Both are about money
The Government assumes that if it can be shown to be doing something it will bring back the tourists and recreational divers with their much needed money, with the bonus of additional jobs created by the setting and 24 hour monitoring of baited drums. There is no money to be made, and no economic stimulus just leaving the sharks alone, just as there is no money to be made in not cutting penises.
Both are based on psuedo science
Scientists, 100 of them in all, have objected to the cull in an open letter to the Western Australian Government, similar to the way that international group of 38 physicians from 16 European countries denounced the American Acadamy of Pediatrics’ revised policy statement on male circumcision.
Both are based on fear and misunderstanding
Many of us have a fear of sharks, possibly made worse by certain feature films and media reports of the occasional attack. We also naturally fear the unknown, and there is much that we do not know about theses sharks. It is a shame that the resources have not been put into studying these creatures, so that we might learn more about their movements, feeding patterns, and ultimately gain an understanding of why they might attach humans. Just as many Australians have lived their whole lives without owning or experiencing a foreskin, then hear the myths perpetuated by some individuals, resulting in them fearing it so much that they must slice it away from their own children. If they only took the time to understand the 16+ functions of the foreskin they may think twice before doing so.
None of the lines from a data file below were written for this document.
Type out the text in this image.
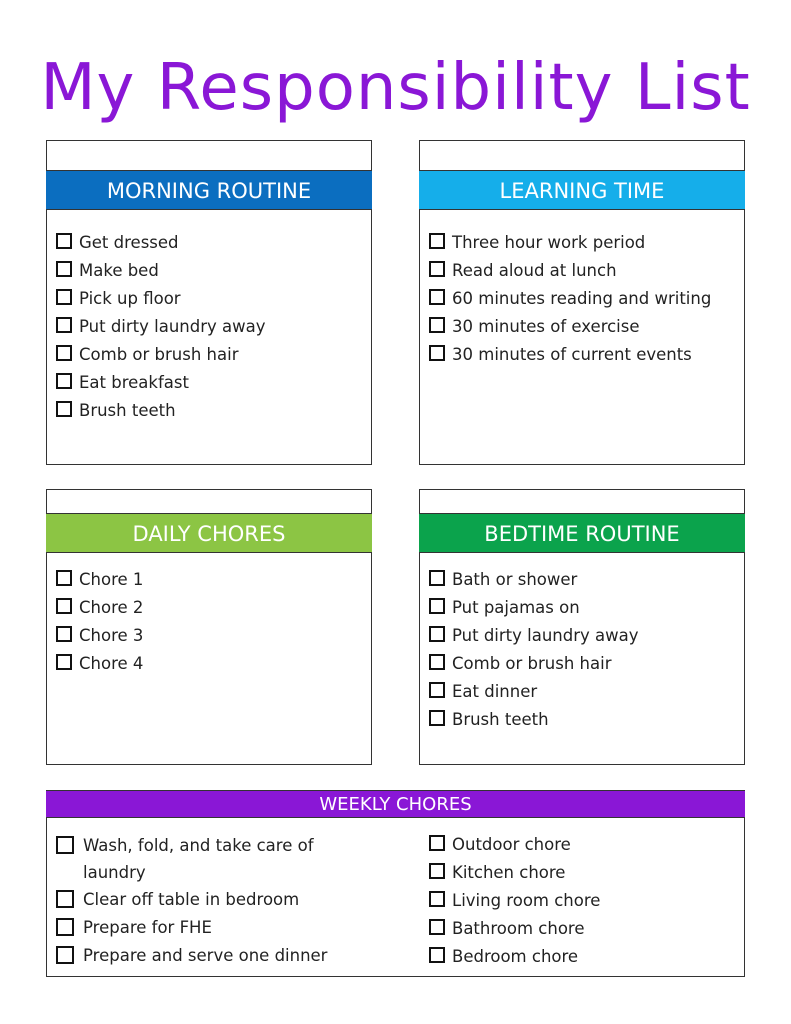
My Responsibility List
MORNING ROUTINE
Get dressed
Make bed
Pick up floor
Put dirty laundry away
Comb or brush hair
Eat breakfast
Brush teeth
LEARNING TIME
Three hour work period
Read aloud at lunch
60 minutes reading and writing
30 minutes of exercise
30 minutes of current events
DAILY CHORES
Chore 1
Chore 2
Chore 3
Chore 4
BEDTIME ROUTINE
Bath or shower
Put pajamas on
Put dirty laundry away
Comb or brush hair
Eat dinner
Brush teeth
WEEKLY CHORES
Wash, fold, and take care of laundry
Clear off table in bedroom
Prepare for FHE
Prepare and serve one dinner
Outdoor chore
Kitchen chore
Living room chore
Bathroom chore
Bedroom chore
Neither have real-world examples to support them
Before deciding to undertake such drastic measures, you would think that there would be an example from somewhere around the world to show that shark culling is effective. The only previous shark culling program I could find was from Hawaii in the 1960′s and 1790′s, which resulted in no measurable reduction in the number of shark attacks. Similar to how real-world experience shows that there are no health benefits to routinely circumcising males. For example, the USA has one of the highest infant circumcision rates in the world, but also has a higher prevelance of HIV and STD infection than most European countries that do not circumcise their children.
Both don’t make sense on a cost/benefit analysis
The shark cull seems to be an awful lot of effort in an attempt to save one or two lives per year. Wouldn’t more lives be saved putting those resources into reducing drink driving, improving workplace safety, suicide prevention, pedestrian safety campaigns….the list could go on. Just as more lives could be saved by putting the health resources into just about any other real preventitive health initiative. As far as I know, no one has died in Australia from having a foreskin.
Both have less extreme and invasive alternatives
It is a sad reflection on our society that we often seem to be drawn to the most violent ‘solution’ to problems. The number one solution to reducing shark attacks, for those who are concerned about their own safety, is to simply stay out of the water. Just as abstinence or careful selection of sexual partners is the solution for those men who are intact and worried that this status may put them at higher risk of STDs (which, by the way, is a myth.) For those who do still want to enter the water, there are devices that can be worn to deter sharks, just as those who wish to engage in more promiscuous activity can wear a condom.
Both are futile attempts to prevent things that are extremely rare
Even if the culling of sharks was sucessfull in completely eliminating shark deaths, it would only be saving one or two lives per year. In the same way that pro-circumcision advocates claim that circumcision can reduce the risk of penile cancer. Even if circumcision did reduce the risk, the disease in developed nations occurs in only 1 in 100,000 men and even then, mostly occurs in elderly men.
Proponents of both use semantics and euphemisms
WA Fisheries Minister Troy Buswell has stated that this is not a cull, but a ‘shark mitigation strategy’, which sounds much more scientific and less barbaric. Just as the pro-circumcision crowd fights hard to keep the euphemism ‘circumcision’ while many are now referring to the procedure as ‘male genital mutilation’.
One could find parallels between any debate that has fear and economics pitted against science and logic, and some may see this as an attempt to ride on the coat tails of another, seemingly unrelated cause. And they may be partially right. The goal of this post is to raise awareness of the stupidity of non-therapeutic infant circumcision with those who can see the same types of stupidity in culling sharks. But equally, I also hope that those who are against infant circumcision might be introduced to the shark culling issue, raising awareness for both of these important causes.